A constitution fights scope drift in three ways:
1. It makes trade-offs explicit
When you write down "content is data, not code", you've made a decision that echoes through every technical choice. Should blog posts be MDX files or database records? The constitution already answered that. No meeting required.
2. It gives contributors a shared compass
Whether it's a collaborator, a client, or an AI assistant, everyone working on the project can reference the same principles. I include the constitution in my Claude Code context — the AI literally reads it before writing any code. This isn't theoretical; it measurably improves the coherence of the output.
3. It makes saying no easier
"That's a great idea, but it conflicts with principle #2" is much easier to say than "I just don't think we should do that". The constitution depersonalises disagreement. It's not my opinion — it's the project's principles.
How I write one
I spend 30-60 minutes at the start of every project writing the constitution. The process:
Write down every quality you want the project to embody. Don't filter yet.
Cross out anything that could apply to any project. "Well-tested" is not a principle, it's a baseline.
Reduce to 3-5 statements that are genuinely specific and opinionated.
For each principle, write one concrete example of a decision it would resolve.
Add the "what this project is NOT" section. This is often more useful than the principles themselves.
Spec-driven development
The constitution sits at the top of a hierarchy I call spec-driven development. Below the constitution are feature specifications — detailed documents that describe what to build and how. Below those are task lists that break specs into shippable increments.

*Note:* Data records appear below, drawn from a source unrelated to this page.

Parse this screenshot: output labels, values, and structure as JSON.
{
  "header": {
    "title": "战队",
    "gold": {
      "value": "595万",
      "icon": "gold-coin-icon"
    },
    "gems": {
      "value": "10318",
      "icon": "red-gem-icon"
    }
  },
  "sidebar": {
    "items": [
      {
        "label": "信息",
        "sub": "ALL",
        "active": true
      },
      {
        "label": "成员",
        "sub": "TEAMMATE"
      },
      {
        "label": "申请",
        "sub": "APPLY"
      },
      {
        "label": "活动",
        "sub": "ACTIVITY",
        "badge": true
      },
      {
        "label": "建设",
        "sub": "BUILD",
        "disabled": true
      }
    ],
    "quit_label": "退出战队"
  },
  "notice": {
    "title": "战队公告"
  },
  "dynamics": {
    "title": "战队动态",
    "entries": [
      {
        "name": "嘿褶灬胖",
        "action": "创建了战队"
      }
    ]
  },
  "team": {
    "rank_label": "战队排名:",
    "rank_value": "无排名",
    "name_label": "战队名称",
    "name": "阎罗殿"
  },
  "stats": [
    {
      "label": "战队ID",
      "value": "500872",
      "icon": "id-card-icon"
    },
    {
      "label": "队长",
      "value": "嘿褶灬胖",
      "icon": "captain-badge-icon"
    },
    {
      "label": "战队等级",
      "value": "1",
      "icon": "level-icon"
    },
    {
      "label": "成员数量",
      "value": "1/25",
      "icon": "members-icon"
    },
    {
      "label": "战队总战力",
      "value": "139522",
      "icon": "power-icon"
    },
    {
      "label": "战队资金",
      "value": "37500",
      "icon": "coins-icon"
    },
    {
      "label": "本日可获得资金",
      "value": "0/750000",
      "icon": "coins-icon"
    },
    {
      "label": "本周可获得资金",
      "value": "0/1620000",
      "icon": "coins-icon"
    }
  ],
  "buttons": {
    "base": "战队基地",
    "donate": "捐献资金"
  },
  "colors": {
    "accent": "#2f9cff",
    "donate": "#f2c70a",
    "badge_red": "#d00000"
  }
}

The structure looks like this:
Constitution → Principles (changes rarely)
Spec → Feature design and decisions (changes per feature)
Tasks → Implementation steps (changes daily)
Each level inherits from the one above. A task can never contradict a spec. A spec can never contradict the constitution. This hierarchy prevents the chaos that happens when implementation details start driving architectural decisions.
A real example
When I was building the CMS for this portfolio, I had a decision to make: should I use a headless CMS like Sanity, or build on Convex? The constitution said: "Type-safe everything" and "Content as data, not code."
Convex gives me end-to-end type safety from the database schema to the React component. Sanity gives me a nicer content editing UI out of the box but weaker type guarantees. The constitution made the decision obvious. I chose Convex and built the admin UI myself.
Was that more work? Yes. Was it the right call for this project, given these principles? Absolutely.
Start with principles
If you take one thing from this post: start your next project by writing down what it believes. Not what it does — what it believes. The rest follows from there.
A project without principles will absorb every opinion it encounters. A project with principles will make decisions while you sleep.